Kriuk ... kriuk ... kriuk ... mengiringi langkahku memasuki sebuah resto untuk makan siang yang sangat ... sangat terlambat. Jadi, tak heran lantunan melodi-melodi itu kencang terdengar. “Seperti biasa ... ”, ujarku pada pelayan yang bahkan belum sempat membukakan daftar menu untukku. Dibalasnya dengan senyuman dan “baik ...”, ujarnya.
Lantunan melodi indah pun kian kencang kala menu yang sama di atas meja seberang, selang satu meja dari mejaku dibiarkan begitu saja oleh seseorang yang duduk disana. “Kita bisa bertukar tempat Bung? Anda mungkin tidak benar-benar mengharapkan makanan itu, tapi saya ... iya, perut saya tak lagi bisa diajak kompromi”. Oh, tidak ... tentu kalimat ini hanya kuucapkan dalam hati untuk sekedar mengalihkan sejenak rasa lapar yang tak bisa dibendung lagi. Tapi, sebentar ... ada yang mengalihkan rasa lapar yang tak bisa dibendung ini. “Apa yang terjadi dengannya?”, tanyaku dalam hati sembari menoleh ke arah seseorang di meja seberang tadi. Tapi, segera kualihkan pandanganku ke arah lukisan di dinding sebelah kanan kami saat Ia menoleh ke arahku. Aku tak ingin membuatnya tak nyaman.
Telepon genggamku berdering, sebuah pesan masuk. Pesan dari seorang sahabat yang membagi link sebuah situs untuk mengunduh lagu ciptaannya yang terbaru. Entahlah ... kubalas hanya dengan icon ‘dua jempol’ dan ‘senyum lebar’. Padahal, sahabat yang satu ini pantas beroleh banyak kata pujian untuk karya-karyanya yang lebih dari sekedar indah. “Nanti, jika kita bertemu ... akan kusampaikan pujian yang pantas untukmu”, ujarku dalam hati.

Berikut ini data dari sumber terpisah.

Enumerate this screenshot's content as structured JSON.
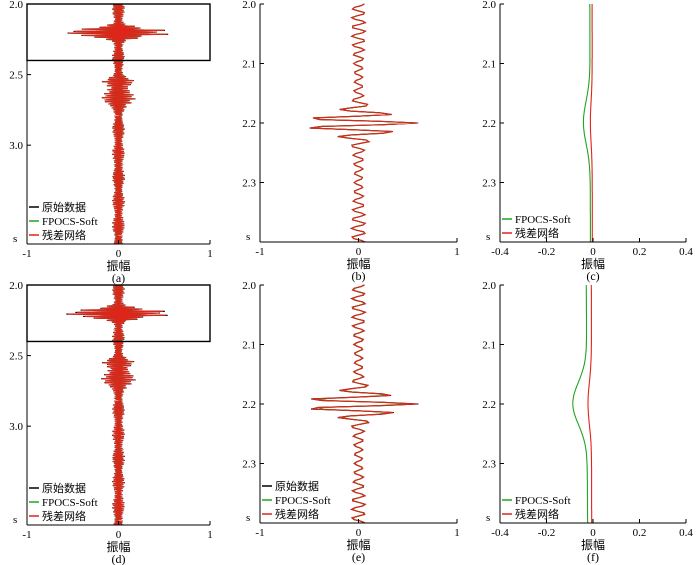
{
  "colors": {
    "original": "#000000",
    "fpocs": "#1fa51f",
    "residual": "#e2231a"
  },
  "legend_labels": {
    "original": "原始数据",
    "fpocs": "FPOCS-Soft",
    "residual": "残差网络"
  },
  "x_axis_label": "振幅",
  "y_unit_label": "s",
  "chart_data": [
    {
      "type": "line",
      "caption": "(a)",
      "orientation": "vertical-trace",
      "xlim": [
        -1,
        1
      ],
      "xticks": [
        "-1",
        "0",
        "1"
      ],
      "ylim": [
        2.0,
        3.7
      ],
      "yticks": [
        {
          "v": 2.0,
          "t": "2.0"
        },
        {
          "v": 2.5,
          "t": "2.5"
        },
        {
          "v": 3.0,
          "t": "3.0"
        }
      ],
      "zoom_box": {
        "x": [
          -1,
          1
        ],
        "y": [
          2.0,
          2.4
        ]
      },
      "legend": [
        "原始数据",
        "FPOCS-Soft",
        "残差网络"
      ],
      "trace_seed": 11,
      "series": [
        {
          "name": "原始数据",
          "color": "#000000",
          "scale": 1.0
        },
        {
          "name": "FPOCS-Soft",
          "color": "#1fa51f",
          "scale": 0.95
        },
        {
          "name": "残差网络",
          "color": "#e2231a",
          "scale": 0.98
        }
      ]
    },
    {
      "type": "line",
      "caption": "(b)",
      "orientation": "vertical-trace",
      "xlim": [
        -1,
        1
      ],
      "xticks": [
        "-1",
        "0",
        "1"
      ],
      "ylim": [
        2.0,
        2.4
      ],
      "yticks": [
        {
          "v": 2.0,
          "t": "2.0"
        },
        {
          "v": 2.1,
          "t": "2.1"
        },
        {
          "v": 2.2,
          "t": "2.2"
        },
        {
          "v": 2.3,
          "t": "2.3"
        }
      ],
      "trace_seed": 21,
      "series": [
        {
          "name": "原始数据",
          "color": "#000000",
          "scale": 1.0
        },
        {
          "name": "FPOCS-Soft",
          "color": "#1fa51f",
          "scale": 0.96
        },
        {
          "name": "残差网络",
          "color": "#e2231a",
          "scale": 1.0
        }
      ]
    },
    {
      "type": "line",
      "caption": "(c)",
      "orientation": "vertical-trace",
      "residual_panel": true,
      "xlim": [
        -0.4,
        0.4
      ],
      "xticks": [
        "-0.4",
        "-0.2",
        "0",
        "0.2",
        "0.4"
      ],
      "ylim": [
        2.0,
        2.4
      ],
      "yticks": [
        {
          "v": 2.0,
          "t": "2.0"
        },
        {
          "v": 2.1,
          "t": "2.1"
        },
        {
          "v": 2.2,
          "t": "2.2"
        },
        {
          "v": 2.3,
          "t": "2.3"
        }
      ],
      "legend": [
        "FPOCS-Soft",
        "残差网络"
      ],
      "trace_seed": 31,
      "series": [
        {
          "name": "FPOCS-Soft",
          "color": "#1fa51f",
          "scale": 0.09
        },
        {
          "name": "残差网络",
          "color": "#e2231a",
          "scale": 0.025
        }
      ]
    },
    {
      "type": "line",
      "caption": "(d)",
      "orientation": "vertical-trace",
      "xlim": [
        -1,
        1
      ],
      "xticks": [
        "-1",
        "0",
        "1"
      ],
      "ylim": [
        2.0,
        3.7
      ],
      "yticks": [
        {
          "v": 2.0,
          "t": "2.0"
        },
        {
          "v": 2.5,
          "t": "2.5"
        },
        {
          "v": 3.0,
          "t": "3.0"
        }
      ],
      "zoom_box": {
        "x": [
          -1,
          1
        ],
        "y": [
          2.0,
          2.4
        ]
      },
      "legend": [
        "原始数据",
        "FPOCS-Soft",
        "残差网络"
      ],
      "trace_seed": 41,
      "series": [
        {
          "name": "原始数据",
          "color": "#000000",
          "scale": 1.0
        },
        {
          "name": "FPOCS-Soft",
          "color": "#1fa51f",
          "scale": 0.8
        },
        {
          "name": "残差网络",
          "color": "#e2231a",
          "scale": 0.96
        }
      ]
    },
    {
      "type": "line",
      "caption": "(e)",
      "orientation": "vertical-trace",
      "xlim": [
        -1,
        1
      ],
      "xticks": [
        "-1",
        "0",
        "1"
      ],
      "ylim": [
        2.0,
        2.4
      ],
      "yticks": [
        {
          "v": 2.0,
          "t": "2.0"
        },
        {
          "v": 2.1,
          "t": "2.1"
        },
        {
          "v": 2.2,
          "t": "2.2"
        },
        {
          "v": 2.3,
          "t": "2.3"
        }
      ],
      "legend": [
        "原始数据",
        "FPOCS-Soft",
        "残差网络"
      ],
      "trace_seed": 51,
      "series": [
        {
          "name": "原始数据",
          "color": "#000000",
          "scale": 1.0
        },
        {
          "name": "FPOCS-Soft",
          "color": "#1fa51f",
          "scale": 0.85
        },
        {
          "name": "残差网络",
          "color": "#e2231a",
          "scale": 0.98
        }
      ]
    },
    {
      "type": "line",
      "caption": "(f)",
      "orientation": "vertical-trace",
      "residual_panel": true,
      "xlim": [
        -0.4,
        0.4
      ],
      "xticks": [
        "-0.4",
        "-0.2",
        "0",
        "0.2",
        "0.4"
      ],
      "ylim": [
        2.0,
        2.4
      ],
      "yticks": [
        {
          "v": 2.0,
          "t": "2.0"
        },
        {
          "v": 2.1,
          "t": "2.1"
        },
        {
          "v": 2.2,
          "t": "2.2"
        },
        {
          "v": 2.3,
          "t": "2.3"
        }
      ],
      "legend": [
        "FPOCS-Soft",
        "残差网络"
      ],
      "trace_seed": 61,
      "series": [
        {
          "name": "FPOCS-Soft",
          "color": "#1fa51f",
          "scale": 0.2
        },
        {
          "name": "残差网络",
          "color": "#e2231a",
          "scale": 0.05
        }
      ]
    }
  ]
}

Aku menoleh ke arah kiri. Keju leleh beku kembali ... Ia bahkan tak menyentuh makanan di atas meja itu sama sekali. “Ada banyak tissue di atas meja itu. Butir-butir air mata jelas terlihat membasahi pipinya. Apa yang harus kulakukan?”. Kuputuskan untuk membuka link situs yang dikirimkan sahabatku dan mengunduh lagunya. Setidaknya, ada yang kukerjakan 2 % ... 9 % ... 16 % ... kupandangi angka-angka itu di layar telepon genggamku.
Tissue yang basah oleh air matanya semakin banyak. “Apa yang harus kulakukan?”, tanyaku lagi. Aku ingin melakukan sesuatu untuknya, setidaknya memberi sesuatu yang dapat menghentikan tangisnya. Namun terkadang ... dengan ‘membiarkan’ kita telah ‘memberikan’, dengan ‘tidak melakukan sesuatu’ kita telah ‘melakukan sesuatu’. Maka, kuputuskan untuk membiarkanya dan tidak melakukan apapun.
98 % ... completed ...
Kuletakkan telepon genggamku di atas meja. “Nah, apa yang harus kulakukan? Mendengarkan lagu yang baru saja kuunduh? Tidak mungkin, aku tak membawa headset dan alangkah kejamnya diriku mendengarkan lagu sementara ada yang tengah dirundung duka”. Lagipula, seorang pria menitikkan air mata bukanlah hal yang lumrah di tanah ini. Tanah yang begitu kental nilai-nilai patriarkinya. Aku semakin salah tingkah ... padahal, mungkin Ia tak memperhatikanku sama sekali. Tapi, entahlah ...
Telepon berdering ...
Kuraih telepon genggamku di atas meja yang baru saja hendak kutinggalkan sejenak menuju kamar kecil. Ya ... ‘ke kamar kecil’ yang terpikir olehku setelah tak tahu harus melakukan apa di tengah situasi seperti ini. Ternyata, kami menggunakan nada dering yang sama untuk panggilan masuk.
“Hallo ... ”, ujarnya. Duka yang menyelimuti wajahnya sirna seketika itu juga ... senyum mengembang dibibirnya ... matanya berbinar. Ia tak banyak berkata-kata dan hanya mendengarkan suara seseorang yang menghubunginya itu.
“Baik ...”, ujarnya lantas meletakkan lagi telepon genggamnya di atas meja. Ia mengusap wajahnya dengan kedua telapak tangannya. Menarik nafas lega. “Entahlah ... ini ‘ekspresi paling bahagia’ yang pernah kusaksikan”. Aku bahkan tiba-tiba merasa bahagia juga.